Despite the coalition with socialists, Benet was cautious about the association. When delivering questionnaires for the Pan-American Women's Association to gather statistical information on Puerto Rican women, she was careful to drop off the forms and leave the Free Federation of Labor offices quickly so as not to attract the attention of those who might see her as an advocate of socialism. She also refused to meet with suffragists in 1928 in the shantytown of La Perla, preferring a more "suitable location" elsewhere in San Juan. In 1927, a lobbying campaign by La Liga pressed for a suffrage bill's passage in the insular legislature. The bill passed the Senate, but failed in the House. Benet responded by pressing for suffrage in Puerto Rico to be reviewed by the U.S. Congress in 1928. She was surprised to find that some U.S. women were opposed to the federal congress granting Puerto Rican women the vote. An amendment to the Jones–Shafroth Act proposed in the U. S. Senate did not make it out of the Senate committee and never reached a vote in the U.S. House. A similar bill, H.R. 7010, was introduced in the U.S. House and passed the House in December 1928. Though La Liga continued to press for universal suffrage, they acknowledged that they would support giving the franchise to literate women alone, as a stepping stone for full voting rights.

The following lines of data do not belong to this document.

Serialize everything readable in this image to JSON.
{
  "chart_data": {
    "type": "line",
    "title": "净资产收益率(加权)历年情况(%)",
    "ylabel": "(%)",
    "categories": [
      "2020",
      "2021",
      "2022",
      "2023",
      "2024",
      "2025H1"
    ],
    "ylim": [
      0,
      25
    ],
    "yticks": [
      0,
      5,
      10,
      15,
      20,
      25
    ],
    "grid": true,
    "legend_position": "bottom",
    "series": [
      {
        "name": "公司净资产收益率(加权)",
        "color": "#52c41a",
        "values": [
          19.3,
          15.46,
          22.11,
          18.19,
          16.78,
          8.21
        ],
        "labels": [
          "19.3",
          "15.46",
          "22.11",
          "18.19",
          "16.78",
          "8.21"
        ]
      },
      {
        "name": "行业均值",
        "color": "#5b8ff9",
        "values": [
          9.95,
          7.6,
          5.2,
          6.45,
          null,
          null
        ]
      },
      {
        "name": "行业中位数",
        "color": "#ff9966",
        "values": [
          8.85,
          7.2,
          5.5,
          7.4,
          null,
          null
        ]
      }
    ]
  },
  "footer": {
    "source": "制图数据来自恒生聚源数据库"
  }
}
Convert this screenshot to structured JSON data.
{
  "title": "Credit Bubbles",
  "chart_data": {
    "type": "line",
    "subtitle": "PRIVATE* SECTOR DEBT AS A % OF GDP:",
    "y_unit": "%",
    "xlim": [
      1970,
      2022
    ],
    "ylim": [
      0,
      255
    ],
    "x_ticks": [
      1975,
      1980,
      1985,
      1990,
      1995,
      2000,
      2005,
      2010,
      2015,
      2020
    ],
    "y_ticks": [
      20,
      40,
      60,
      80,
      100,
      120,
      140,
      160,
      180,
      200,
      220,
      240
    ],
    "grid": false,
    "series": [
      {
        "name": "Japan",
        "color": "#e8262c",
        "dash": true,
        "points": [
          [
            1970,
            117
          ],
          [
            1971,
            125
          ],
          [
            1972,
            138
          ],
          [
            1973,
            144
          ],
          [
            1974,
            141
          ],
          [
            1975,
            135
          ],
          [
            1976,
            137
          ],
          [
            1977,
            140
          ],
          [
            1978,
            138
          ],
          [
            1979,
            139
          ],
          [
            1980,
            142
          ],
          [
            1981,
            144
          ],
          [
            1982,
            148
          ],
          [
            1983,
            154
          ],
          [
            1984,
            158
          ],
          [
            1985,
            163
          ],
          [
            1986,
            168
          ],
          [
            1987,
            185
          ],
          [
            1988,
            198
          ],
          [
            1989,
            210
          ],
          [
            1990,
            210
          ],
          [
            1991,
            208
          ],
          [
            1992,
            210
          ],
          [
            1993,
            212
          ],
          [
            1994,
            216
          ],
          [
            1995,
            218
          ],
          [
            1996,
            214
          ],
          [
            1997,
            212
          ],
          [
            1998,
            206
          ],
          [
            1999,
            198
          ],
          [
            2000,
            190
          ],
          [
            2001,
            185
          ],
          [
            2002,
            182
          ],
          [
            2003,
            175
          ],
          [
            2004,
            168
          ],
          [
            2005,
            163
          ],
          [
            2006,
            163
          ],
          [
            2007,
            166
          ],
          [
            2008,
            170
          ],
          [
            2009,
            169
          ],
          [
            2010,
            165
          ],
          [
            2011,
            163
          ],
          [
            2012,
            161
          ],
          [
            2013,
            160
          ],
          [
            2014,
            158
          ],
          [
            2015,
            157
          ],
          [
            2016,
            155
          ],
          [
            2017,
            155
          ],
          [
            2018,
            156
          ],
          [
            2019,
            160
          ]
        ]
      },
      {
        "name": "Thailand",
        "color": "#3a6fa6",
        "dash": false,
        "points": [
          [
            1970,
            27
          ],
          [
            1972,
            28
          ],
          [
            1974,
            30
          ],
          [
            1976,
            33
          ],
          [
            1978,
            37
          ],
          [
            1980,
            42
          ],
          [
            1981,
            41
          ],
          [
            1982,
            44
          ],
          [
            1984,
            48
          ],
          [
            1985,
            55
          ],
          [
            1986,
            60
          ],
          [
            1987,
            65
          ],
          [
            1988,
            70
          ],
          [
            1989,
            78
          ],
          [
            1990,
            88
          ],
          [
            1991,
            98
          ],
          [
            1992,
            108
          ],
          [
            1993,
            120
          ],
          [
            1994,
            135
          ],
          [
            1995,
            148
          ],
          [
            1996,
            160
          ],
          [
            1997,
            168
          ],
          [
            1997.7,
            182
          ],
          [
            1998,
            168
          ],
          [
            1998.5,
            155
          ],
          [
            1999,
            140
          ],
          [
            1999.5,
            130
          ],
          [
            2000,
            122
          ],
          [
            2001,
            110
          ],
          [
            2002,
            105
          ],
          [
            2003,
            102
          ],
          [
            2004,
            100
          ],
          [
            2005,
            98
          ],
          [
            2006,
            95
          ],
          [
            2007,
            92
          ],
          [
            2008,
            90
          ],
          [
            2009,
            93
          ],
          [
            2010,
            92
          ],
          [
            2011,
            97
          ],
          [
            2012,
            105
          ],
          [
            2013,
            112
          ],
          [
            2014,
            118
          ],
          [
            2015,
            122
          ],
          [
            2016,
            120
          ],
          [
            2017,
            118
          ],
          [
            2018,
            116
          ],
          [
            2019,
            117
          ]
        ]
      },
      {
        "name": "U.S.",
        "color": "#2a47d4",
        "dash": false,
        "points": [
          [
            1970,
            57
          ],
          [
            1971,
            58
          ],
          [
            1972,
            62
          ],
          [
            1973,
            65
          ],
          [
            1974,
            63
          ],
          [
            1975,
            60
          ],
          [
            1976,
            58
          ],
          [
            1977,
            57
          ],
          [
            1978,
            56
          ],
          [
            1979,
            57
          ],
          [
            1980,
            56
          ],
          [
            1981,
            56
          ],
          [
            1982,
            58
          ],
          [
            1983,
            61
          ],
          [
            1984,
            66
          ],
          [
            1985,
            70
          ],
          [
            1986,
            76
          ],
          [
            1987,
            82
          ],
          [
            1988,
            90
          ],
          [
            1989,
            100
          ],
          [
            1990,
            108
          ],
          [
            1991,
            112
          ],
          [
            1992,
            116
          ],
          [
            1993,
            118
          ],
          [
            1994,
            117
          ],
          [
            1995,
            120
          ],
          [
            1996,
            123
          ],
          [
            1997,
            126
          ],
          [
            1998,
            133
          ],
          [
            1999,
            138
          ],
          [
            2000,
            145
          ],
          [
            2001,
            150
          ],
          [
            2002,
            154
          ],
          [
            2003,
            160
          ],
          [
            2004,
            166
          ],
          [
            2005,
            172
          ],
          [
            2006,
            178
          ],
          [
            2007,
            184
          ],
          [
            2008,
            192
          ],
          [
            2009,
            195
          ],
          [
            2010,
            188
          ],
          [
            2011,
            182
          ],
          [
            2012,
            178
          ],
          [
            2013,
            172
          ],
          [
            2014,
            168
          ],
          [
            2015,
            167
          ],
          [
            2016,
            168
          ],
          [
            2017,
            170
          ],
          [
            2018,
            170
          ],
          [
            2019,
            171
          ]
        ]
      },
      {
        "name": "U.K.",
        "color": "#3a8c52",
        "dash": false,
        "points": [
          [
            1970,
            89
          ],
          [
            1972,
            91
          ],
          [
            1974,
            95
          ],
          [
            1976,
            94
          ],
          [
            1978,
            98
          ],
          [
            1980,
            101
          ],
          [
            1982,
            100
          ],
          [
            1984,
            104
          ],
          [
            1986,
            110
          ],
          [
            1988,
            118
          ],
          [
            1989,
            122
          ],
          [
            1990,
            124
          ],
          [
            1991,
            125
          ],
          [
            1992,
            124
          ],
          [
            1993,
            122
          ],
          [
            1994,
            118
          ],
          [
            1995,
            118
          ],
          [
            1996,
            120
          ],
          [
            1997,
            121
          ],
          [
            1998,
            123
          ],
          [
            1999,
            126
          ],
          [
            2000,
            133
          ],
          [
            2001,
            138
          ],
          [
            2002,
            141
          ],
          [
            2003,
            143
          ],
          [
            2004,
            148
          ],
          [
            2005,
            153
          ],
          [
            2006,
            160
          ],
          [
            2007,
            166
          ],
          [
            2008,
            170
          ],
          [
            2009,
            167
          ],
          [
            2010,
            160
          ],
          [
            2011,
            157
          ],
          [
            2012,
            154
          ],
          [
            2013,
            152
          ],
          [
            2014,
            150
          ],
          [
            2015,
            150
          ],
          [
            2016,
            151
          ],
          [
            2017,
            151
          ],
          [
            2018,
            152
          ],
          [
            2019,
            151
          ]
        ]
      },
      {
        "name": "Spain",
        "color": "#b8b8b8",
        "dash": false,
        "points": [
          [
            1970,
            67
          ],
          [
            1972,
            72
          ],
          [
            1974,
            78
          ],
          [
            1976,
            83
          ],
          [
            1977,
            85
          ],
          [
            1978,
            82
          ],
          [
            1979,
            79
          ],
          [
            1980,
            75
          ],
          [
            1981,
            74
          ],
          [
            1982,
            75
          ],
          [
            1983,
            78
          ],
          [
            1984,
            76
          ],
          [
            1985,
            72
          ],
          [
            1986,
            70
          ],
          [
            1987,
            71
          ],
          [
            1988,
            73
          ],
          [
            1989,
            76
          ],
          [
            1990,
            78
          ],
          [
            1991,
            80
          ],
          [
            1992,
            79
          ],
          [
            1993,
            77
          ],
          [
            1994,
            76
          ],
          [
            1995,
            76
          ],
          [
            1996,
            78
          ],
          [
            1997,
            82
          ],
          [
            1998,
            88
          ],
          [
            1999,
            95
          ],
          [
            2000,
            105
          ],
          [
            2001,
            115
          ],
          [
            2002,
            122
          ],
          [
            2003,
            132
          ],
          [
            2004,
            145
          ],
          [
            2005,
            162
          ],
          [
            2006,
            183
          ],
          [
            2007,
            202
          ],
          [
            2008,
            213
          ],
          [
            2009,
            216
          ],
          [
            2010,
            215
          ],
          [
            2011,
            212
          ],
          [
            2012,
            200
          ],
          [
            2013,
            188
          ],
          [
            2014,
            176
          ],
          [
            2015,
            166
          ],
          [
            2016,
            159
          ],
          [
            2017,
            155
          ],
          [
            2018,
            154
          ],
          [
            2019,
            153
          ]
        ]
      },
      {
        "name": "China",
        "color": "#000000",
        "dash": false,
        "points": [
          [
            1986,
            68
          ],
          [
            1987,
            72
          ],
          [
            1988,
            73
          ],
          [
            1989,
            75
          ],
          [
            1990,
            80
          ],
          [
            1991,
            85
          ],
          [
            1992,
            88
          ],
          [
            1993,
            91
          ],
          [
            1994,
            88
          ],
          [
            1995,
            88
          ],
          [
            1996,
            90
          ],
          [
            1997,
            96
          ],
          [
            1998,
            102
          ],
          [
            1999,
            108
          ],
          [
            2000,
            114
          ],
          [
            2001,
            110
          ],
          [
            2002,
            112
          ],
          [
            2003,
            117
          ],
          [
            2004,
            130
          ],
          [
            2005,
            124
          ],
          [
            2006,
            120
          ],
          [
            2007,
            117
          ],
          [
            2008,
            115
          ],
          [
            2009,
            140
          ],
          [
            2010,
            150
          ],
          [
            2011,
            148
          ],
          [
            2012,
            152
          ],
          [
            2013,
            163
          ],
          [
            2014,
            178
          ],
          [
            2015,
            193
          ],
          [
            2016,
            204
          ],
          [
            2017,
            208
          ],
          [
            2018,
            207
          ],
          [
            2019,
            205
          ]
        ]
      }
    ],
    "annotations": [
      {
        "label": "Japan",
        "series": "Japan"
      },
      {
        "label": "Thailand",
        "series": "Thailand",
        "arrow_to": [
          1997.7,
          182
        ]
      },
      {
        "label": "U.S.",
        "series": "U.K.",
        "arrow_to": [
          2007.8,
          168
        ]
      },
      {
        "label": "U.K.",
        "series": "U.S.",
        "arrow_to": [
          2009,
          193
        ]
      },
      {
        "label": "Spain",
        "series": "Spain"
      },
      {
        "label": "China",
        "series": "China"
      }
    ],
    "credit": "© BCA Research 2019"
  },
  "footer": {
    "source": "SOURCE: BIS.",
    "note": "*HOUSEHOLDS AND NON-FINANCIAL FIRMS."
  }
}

When it became apparent that the U.S. Congress was prepared to grant women's suffrage, the insular legislature approved a bill for literate women to vote on 16 April 1929. La Liga was the only suffragist organization that protested the measure and vowed to continue the fight until universal suffrage was granted; however, few further actions were taken by members of La Liga until it disbanded in the 1940s. Benet resigned her presidency in the Pan-American Women's Association in 1933, but continued activism on behalf of women and education. The following year, she was one of the intellectuals invited to assist in organizing the Puerto Rican Academy of History. Universal suffrage was finally gained in Puerto Rico in 1936, when a bill submitted by the Socialist Party the previous year, gained approval in the insular legislature. In 1938, she served as a delegate of the San Juan Teachers Union (Unión de Maestros de San Juan) to an American Federation of Labor conference for teachers held in Cedar Point, Ohio. She attended the Pan American Conference in New York City in 1919 and was an honored guest of the Alliance of Pan American Round Tables conference in San Antonio, Texas.

==Death and legacy==
Benet died on 26 December 1948 in the Hospital Pavia, Santurce, Puerto Rico. In her lifetime, she was honored by many women's groups from North and South America. She is remembered today for her activism in the fight for women's suffrage in Puerto Rico and an analysis of her life points to the impact she had upon gaining the right to vote. While working women like Luisa Capetillo, Juana Colón, and Genara Pagán de Arce fought for political rights, their struggle was focused around workers rights. They had little impact on the legal discussion of citizenship and as their organizational efforts focused on unionization and socialism, they were ineffective in organizing for broader appeal. When Benet, a member of the elite, filed her suit against the electoral board, she had the support of the liberal intellectual community, as well as a network of influential men who saw voting as an extension of democracy. The voting rights case she filed is still cited as a precedent for voting laws in the Commonwealth of Puerto Rico.